Others explain the phenomenon culturally – the Czech’s are a nation of savers, unlike the Estonians whose reckless spending lead them into a housing boom/bust (do note the irony, please).
Sylvie Pekarova, a 33-year-old pharmaceutical researcher in Prague, has no debt. She doesn’t even own a credit card.
Consumers like Pekarova have helped the Czech Republic avoid the fate of the euro region, which is grappling with a debt crisis now into its third year. With private borrowing at half the euro region’s average, the country now boasts interest rates that are lower than 10 of the currency-bloc’s 17 members. That’s helping the government’s drive to sell benchmark Eurobonds, which started this week.
“It’s this feeling that if something goes wrong, you don’t want to be stuck with debts you don’t know how to pay back,” Pekarova, who lives in a rented apartment in central Prague, said in an interview. “Borrowing money for things like going on a holiday doesn’t make sense.”

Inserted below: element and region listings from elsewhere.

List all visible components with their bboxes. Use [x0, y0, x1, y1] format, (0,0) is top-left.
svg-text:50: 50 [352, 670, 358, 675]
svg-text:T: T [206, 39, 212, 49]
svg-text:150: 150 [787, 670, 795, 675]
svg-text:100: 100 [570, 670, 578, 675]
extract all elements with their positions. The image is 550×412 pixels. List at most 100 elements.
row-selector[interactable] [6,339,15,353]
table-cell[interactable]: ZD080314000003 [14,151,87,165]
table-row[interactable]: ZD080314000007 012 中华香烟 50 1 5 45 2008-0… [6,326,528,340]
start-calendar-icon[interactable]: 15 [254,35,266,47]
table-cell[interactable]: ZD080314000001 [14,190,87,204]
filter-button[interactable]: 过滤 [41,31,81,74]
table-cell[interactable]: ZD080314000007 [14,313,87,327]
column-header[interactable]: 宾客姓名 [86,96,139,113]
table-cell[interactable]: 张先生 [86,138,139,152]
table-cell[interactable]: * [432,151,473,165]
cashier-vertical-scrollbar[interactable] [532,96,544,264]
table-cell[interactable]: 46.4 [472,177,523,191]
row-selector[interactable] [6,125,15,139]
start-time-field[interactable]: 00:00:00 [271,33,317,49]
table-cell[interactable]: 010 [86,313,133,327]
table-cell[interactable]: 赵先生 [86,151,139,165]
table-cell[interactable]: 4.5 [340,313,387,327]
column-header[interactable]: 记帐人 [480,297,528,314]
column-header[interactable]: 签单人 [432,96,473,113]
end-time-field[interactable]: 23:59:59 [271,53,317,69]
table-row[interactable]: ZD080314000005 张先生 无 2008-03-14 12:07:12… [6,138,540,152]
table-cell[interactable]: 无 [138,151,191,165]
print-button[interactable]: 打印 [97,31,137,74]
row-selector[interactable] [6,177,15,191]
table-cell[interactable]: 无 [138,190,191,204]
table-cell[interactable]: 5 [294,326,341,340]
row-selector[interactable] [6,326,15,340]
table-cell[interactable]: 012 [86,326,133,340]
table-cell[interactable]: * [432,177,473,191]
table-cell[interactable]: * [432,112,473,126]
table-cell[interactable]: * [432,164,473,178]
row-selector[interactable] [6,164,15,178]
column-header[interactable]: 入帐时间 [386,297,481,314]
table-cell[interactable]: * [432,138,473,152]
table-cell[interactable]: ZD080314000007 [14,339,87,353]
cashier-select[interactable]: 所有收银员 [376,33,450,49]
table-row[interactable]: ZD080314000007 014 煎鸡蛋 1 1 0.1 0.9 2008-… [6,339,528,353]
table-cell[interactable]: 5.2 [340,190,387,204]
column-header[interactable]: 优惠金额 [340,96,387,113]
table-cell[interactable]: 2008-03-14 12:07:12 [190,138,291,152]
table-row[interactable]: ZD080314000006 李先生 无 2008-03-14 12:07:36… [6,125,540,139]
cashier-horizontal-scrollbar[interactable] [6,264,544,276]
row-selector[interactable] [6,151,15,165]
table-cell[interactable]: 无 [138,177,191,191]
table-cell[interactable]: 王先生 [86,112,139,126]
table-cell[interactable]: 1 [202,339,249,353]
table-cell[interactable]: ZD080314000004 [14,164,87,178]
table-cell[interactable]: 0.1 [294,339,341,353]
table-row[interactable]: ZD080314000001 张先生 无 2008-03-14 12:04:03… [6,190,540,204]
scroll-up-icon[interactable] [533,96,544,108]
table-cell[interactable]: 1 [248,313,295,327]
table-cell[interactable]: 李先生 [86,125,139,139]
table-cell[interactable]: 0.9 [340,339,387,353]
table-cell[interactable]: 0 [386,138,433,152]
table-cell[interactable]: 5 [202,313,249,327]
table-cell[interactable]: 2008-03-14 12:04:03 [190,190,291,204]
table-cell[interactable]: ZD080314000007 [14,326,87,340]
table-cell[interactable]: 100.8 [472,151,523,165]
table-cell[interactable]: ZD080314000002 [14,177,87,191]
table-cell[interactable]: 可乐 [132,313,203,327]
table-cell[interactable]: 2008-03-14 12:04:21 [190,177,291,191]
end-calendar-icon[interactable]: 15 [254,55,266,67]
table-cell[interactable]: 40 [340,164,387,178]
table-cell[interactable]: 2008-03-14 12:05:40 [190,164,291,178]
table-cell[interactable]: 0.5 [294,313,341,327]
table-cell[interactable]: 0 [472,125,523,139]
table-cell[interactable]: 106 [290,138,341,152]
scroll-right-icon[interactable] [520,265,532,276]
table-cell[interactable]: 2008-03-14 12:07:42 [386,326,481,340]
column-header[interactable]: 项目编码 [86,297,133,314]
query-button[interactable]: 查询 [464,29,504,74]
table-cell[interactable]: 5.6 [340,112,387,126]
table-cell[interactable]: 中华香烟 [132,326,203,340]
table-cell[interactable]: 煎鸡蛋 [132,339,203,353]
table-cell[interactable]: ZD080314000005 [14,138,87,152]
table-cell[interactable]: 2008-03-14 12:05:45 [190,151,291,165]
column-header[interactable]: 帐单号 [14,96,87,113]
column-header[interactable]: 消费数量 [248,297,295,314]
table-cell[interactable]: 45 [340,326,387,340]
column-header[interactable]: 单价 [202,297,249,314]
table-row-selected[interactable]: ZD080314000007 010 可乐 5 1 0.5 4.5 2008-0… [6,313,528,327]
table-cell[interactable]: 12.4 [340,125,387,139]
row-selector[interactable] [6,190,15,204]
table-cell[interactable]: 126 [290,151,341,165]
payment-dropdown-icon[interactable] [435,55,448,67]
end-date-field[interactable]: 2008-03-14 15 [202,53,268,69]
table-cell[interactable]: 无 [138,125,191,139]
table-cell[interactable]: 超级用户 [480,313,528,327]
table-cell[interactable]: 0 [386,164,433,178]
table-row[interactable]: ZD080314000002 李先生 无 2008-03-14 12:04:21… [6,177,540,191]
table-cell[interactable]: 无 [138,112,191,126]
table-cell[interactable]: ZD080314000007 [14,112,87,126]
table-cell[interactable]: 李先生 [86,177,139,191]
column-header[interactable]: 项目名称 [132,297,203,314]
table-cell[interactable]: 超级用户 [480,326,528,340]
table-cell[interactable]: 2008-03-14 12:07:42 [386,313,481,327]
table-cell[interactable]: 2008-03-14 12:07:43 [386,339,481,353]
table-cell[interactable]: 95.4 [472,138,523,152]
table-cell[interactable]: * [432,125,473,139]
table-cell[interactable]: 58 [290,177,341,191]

So anyway, you can take your pick according to the model which takes your fancy. But I do wonder about the relative predictive power for investors of models which use cultural biases and those which simply take ageing populations. Which societies among the African underdeveloped economies will be the big new savers of the future, and which will be the spendthrift bankrupts? Median age analysis at least has the advantage that it makes prediction reasonably easily – Spain, for example, is about to become a nation of savers – but I wonder how those who use cultural analysis go about identifying the unexpected new savers we will see come 2020?